Nadie nace altruista
Hayamos nacido en una sociedad colectivista o individualista, en nuestros primeros años de vida todos somos pequeños narcisos que pensamos sólo en el placer inmediato. No sentimos ninguna gratitud hacia aquellos que nos lo dan todo porque pensamos que nos lo deben. Y sólo nos interesan si nos son útiles. Este egocentrismo parte de un desarrollo normal. Además, permite que el niño tome conciencia de sí mismo y es un preámbulo indispensable para su autoestima. El niño sale de su universo mental egocéntrico entre los 7 y 8 años, con el reconocimiento del otro, la capacidad progresiva para sentir empatía y la aptitud para mostrar curiosidad por los demás. Algunos, sin embargo, conservarán toda su vida una fuerte tendencia a no interesarse más que por ellos mismos y a sentirse el centro del mundo.
El futuro adulto egoísta es generalmente hijo único –raramente nace de una familia numerosa-. Es adulado por todo su entorno por cada gesto que hace. Su alrededor sacrifica tranquilidad y libertad por él. Lógicamente, nada es más interesante que él mismo. Hasta entonces, el niño era el que reclamaba (ayuda, comida, atención), pero cuando se trata de una etapa de aprendizaje o relación con los otros, la situación se invierte y son los adultos los que le piden hacer cosas. En el caso de padres autoritarios que, por ejemplo, no dejan levantarse a sus hijos de la mesa hasta que no han acabado de comer, eso puede provocar que el niño se sienta agredido ante cualquier petición.
De alguna forma este ambiente conducirá al niño a un egoísmo defensivo patológico, que le inducirá a protegerse de las solicitudes de los demás, vividas casi siempre como inquietantes.
Una negociación continua
A sus 32 años, Leticia es un modelo de sacrificio: “Crecí en una familia numerosa, con seis hermanos más, por lo que desde siempre tengo la costumbre de estar a la espera.
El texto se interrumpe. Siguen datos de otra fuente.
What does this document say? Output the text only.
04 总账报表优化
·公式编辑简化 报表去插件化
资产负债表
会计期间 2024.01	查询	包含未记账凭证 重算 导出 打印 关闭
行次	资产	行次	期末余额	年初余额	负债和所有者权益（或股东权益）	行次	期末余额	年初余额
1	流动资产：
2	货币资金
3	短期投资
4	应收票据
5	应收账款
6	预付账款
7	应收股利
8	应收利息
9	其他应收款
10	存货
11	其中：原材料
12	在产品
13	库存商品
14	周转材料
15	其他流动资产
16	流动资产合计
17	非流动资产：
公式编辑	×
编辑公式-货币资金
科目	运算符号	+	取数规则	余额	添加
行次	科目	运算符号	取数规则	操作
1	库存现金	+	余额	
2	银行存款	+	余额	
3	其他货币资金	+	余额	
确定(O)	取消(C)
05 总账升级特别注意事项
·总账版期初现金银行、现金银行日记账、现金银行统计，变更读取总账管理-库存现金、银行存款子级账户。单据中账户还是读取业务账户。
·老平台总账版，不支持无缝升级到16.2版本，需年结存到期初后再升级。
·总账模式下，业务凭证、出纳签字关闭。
Además, mis padres siempre han sido personas muy abiertas y dinámicas, que nos han inculcado lo bueno de compartir. Pero también sé decir basta, no dejarme invadir y hacerme respetar”. Esta pequeña dosis de egoísmo es necesaria para nuestra supervivencia psíquica.
El problema que se plantea en cada uno de nosotros es que no existe ningún esquema de comportamiento preestablecido susceptible de indicarnos dónde poner los límites para poder seguir adelante
Por un egoísmo controlado
Según el filósofo Jeremy Bentham, durante nuestra vida nos guiamos por la búsqueda del placer y de nuestro propio interés. Este impulso a pensar primero en uno mismo puede llegar a ser beneficioso para los demás. Varios estudios demuestran que las personas que se mueven por motivos egoístas perseveran más en las asociaciones caritativas que aquellas a las que les mueve el altruismo. Preocuparse por uno mismo es psicológicamente sano. Precisamente, lo que no resulta saludable es no prestarse suficiente atención. Finalmente, lo que es realmente nocivo es no vivir según nuestros deseos o imponérselos a nuestro entorno.